Consonant Chord Progressions With Face Gaze Increased Social Brain Activity

TL;DR: A 2026 study in The Journal of Neuroscience found that listening to consonant chord progressions while looking at a live partner increased functional near-infrared spectroscopy (fNIRS), a scalp blood-flow measure, in social brain systems.

Source: The Journal of Neuroscience (2026) | Watts et al.

Music and Eye Contact Were Tested in the Same Social Task

Consonant chord progressions are predictable sequences of harmonious notes. Researchers tested whether that musical structure changes social-brain activity when two people are physically present and looking at each other.

The team used fNIRS, a noninvasive method that estimates cortical activity from changes in oxygenated blood near the scalp. Both people in each pair were recorded at the same time, a setup often called hyperscanning.

The design separated two ingredients that often travel together in real life: sound structure and live social attention. Participants listened to music with or without face gaze, and the music either had a structured chord progression or a scrambled arrangement of the same notes.

This design is stricter than asking whether people like music. The same dyad heard controlled sound conditions while the social context changed, so the analysis could look for a brain response tied to the combination.

Twenty Pairs Heard Structured Chords and Scrambled Notes

The sample included 20 dyads with equal numbers of male and female participants. Each pair experienced musical conditions built from the same notes, which reduced the chance that a simple note-content difference explained the brain activity.

Structured chord progressions created predictable acoustic relationships. The comparison condition used unstructured and unpredictable note order, giving researchers a way to ask whether musical organization itself contributed to social-brain responses.

Pleasing sound and social meaning are easy to confuse in music neuroscience. A scrambled-note control keeps the study closer to a specific claim about harmonic predictability.

• Participants: Twenty pairs completed the dyadic listening task.
• Measurement: fNIRS recorded cortical blood-flow signals from both partners.
• Comparison: The strongest contrast combined live gaze with consonant chord progression.

Right Angular Gyrus Activity Increased During Chords and Gaze

The brain regions highlighted in the abstract are not random auditory areas alone. The right angular gyrus, right somatosensory association cortex, and bilateral dorsolateral prefrontal cortex all fit broader social-cognition and prediction networks.

Activation increased when participants listened to the structured chord progression while gazing at a live partner. The combined condition is the point: music structure and social attention together produced the clearest neural difference.

Subjective connectedness ratings also tracked brain activity. Ratings were associated with right superior and middle temporal gyri during face gaze and with right angular gyrus activity during chord progressions.

• Neural readout: Right angular gyrus activity was the clearest chord-progression signal.
• Behavioral readout: Connectedness ratings gave the brain contrast social context.
• Boundary: The experiment measured acute dyadic responses, not therapy outcomes.

The connectedness finding gives the neural contrast behavioral context. Participants were not only hearing an arranged sound sequence; they were also reporting how socially connected they felt during the experiment.

Predictable Musical Structure May Support Social Alignment

The researchers framed chord progressions as a form of temporal and spectral alignment. Predictable note relationships can help listeners anticipate what comes next, and shared anticipation may support social coordination.

That interpretation fits the fNIRS result because the highlighted regions are involved in integrating sensory information, attention, prediction, and social context.
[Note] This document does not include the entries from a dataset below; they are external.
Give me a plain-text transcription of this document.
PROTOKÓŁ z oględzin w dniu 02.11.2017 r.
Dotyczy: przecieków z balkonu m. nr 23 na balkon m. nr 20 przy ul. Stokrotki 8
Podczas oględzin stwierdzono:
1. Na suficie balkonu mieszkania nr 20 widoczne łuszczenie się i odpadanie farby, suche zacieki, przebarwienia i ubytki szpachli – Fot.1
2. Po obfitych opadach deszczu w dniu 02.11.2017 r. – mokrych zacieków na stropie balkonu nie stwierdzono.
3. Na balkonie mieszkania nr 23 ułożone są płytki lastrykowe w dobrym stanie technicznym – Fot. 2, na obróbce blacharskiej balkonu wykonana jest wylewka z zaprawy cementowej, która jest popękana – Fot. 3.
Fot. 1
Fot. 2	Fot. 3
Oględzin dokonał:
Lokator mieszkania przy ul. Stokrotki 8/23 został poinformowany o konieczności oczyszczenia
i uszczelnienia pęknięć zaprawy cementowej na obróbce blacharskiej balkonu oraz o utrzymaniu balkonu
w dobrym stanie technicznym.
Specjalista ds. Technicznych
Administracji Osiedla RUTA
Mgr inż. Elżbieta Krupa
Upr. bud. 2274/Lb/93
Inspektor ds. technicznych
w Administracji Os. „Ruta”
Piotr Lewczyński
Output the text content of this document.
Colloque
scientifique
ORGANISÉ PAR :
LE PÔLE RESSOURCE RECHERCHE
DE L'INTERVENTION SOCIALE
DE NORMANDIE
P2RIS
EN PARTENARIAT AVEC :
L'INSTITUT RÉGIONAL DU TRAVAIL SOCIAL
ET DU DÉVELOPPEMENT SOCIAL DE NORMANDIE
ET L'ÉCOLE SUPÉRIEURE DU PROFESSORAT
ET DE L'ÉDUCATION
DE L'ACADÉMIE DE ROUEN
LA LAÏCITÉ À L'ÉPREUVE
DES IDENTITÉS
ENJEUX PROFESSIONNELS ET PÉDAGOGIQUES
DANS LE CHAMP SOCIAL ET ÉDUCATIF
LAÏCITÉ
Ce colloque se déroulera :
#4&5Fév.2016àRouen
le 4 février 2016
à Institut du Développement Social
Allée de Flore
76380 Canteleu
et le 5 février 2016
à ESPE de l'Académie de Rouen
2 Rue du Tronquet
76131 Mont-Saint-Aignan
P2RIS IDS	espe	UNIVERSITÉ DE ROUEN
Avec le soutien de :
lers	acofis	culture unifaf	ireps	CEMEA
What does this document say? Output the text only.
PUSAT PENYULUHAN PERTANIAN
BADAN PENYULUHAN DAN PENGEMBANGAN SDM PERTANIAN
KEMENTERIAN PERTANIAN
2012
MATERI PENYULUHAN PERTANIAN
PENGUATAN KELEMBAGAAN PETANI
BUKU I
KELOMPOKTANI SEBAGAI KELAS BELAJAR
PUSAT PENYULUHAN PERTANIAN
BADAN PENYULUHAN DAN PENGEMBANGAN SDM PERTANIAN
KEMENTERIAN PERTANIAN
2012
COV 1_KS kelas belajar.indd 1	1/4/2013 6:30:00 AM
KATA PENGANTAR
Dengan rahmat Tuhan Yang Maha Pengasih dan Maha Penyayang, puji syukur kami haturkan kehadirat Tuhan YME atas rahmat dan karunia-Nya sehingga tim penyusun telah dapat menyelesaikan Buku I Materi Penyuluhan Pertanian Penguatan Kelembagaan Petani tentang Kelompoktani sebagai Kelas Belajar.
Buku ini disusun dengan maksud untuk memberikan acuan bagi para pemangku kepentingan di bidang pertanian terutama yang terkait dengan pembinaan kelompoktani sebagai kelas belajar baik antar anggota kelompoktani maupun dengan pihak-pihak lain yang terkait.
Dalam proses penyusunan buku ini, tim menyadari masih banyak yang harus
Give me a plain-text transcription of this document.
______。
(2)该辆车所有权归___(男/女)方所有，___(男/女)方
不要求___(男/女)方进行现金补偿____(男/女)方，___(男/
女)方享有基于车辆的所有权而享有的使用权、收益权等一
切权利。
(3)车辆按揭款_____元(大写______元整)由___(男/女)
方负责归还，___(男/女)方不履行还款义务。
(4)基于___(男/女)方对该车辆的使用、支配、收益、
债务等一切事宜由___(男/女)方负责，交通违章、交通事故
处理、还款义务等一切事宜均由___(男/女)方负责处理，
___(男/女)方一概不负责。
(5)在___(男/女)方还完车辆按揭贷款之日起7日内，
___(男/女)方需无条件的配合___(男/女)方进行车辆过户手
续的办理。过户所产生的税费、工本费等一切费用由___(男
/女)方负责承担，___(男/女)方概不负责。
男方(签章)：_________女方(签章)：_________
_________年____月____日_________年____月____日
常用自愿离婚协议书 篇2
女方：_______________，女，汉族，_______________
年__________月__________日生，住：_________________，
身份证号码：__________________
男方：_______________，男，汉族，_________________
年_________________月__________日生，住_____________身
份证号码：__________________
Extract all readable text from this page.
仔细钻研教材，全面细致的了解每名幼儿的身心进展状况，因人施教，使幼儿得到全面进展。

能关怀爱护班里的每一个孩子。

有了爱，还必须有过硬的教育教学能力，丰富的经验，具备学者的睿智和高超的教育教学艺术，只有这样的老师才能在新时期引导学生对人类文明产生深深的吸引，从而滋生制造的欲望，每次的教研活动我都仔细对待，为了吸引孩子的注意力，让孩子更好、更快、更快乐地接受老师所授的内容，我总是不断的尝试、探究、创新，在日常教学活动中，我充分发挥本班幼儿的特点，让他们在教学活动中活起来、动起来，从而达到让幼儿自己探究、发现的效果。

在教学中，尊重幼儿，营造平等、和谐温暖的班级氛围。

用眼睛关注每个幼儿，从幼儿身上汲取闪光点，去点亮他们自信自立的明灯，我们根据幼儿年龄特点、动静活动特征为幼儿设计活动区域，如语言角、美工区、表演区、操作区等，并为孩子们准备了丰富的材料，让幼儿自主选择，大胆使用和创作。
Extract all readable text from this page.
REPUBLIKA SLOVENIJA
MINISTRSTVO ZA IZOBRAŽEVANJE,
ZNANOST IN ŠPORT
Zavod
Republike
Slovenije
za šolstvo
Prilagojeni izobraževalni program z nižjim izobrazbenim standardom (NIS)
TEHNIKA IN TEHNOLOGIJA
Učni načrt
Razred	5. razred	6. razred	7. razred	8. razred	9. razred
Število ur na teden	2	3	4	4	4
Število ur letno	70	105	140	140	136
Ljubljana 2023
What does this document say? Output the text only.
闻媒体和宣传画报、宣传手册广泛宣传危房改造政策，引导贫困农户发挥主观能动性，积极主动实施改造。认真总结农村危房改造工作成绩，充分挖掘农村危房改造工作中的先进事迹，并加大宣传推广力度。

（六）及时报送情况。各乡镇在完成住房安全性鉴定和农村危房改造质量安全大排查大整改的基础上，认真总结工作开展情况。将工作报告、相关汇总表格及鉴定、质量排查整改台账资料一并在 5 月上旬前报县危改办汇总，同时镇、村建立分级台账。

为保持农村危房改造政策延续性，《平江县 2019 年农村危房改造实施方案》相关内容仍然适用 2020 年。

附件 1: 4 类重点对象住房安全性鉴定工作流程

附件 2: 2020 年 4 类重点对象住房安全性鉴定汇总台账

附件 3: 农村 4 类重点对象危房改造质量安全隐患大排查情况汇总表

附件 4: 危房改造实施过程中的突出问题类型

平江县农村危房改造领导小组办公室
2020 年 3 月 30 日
A chord sequence did more than make the sound pleasant; it changed activity during a live interpersonal condition.

The result also helps explain why music can support social coordination without requiring lyrics. A person can share timing, prediction, and attention with another listener even when the music carries no explicit verbal message.

The mechanism is also compatible with everyday group music. Singing, clapping, dancing, or listening together all create shared timing, and shared timing can make social coordination easier to maintain.

Music-Therapy Claims Still Need Clinical Testing

The study was not a treatment trial. It did not test loneliness, autism, depression, dementia, or social anxiety outcomes. It tested neural activity and connectedness ratings in healthy dyads during controlled listening.

Even so, the data give clinical researchers a cleaner target. Future music-therapy studies can ask whether structured harmonic prediction plus live social engagement produces stronger effects than passive listening alone.

For now, the result supports a specific mechanism: predictable chord progressions paired with face gaze engaged social-brain systems and related to perceived connectedness. That mechanism is narrower and more testable than a general claim that music bonds people.

Clinical translation would need symptom outcomes, repeated sessions, comparison groups, and follow-up. The present experiment is best treated as a mechanism study for how musical structure can interact with live social attention.

One next experiment could compare live gaze, video gaze, and no-gaze listening across the same chord conditions. Another could test whether people with loneliness or social anxiety show the same connectedness-brain relationship during repeated sessions.

Those additions would move the work from acute neural response toward durable social functioning in daily interpersonal settings outside the laboratory.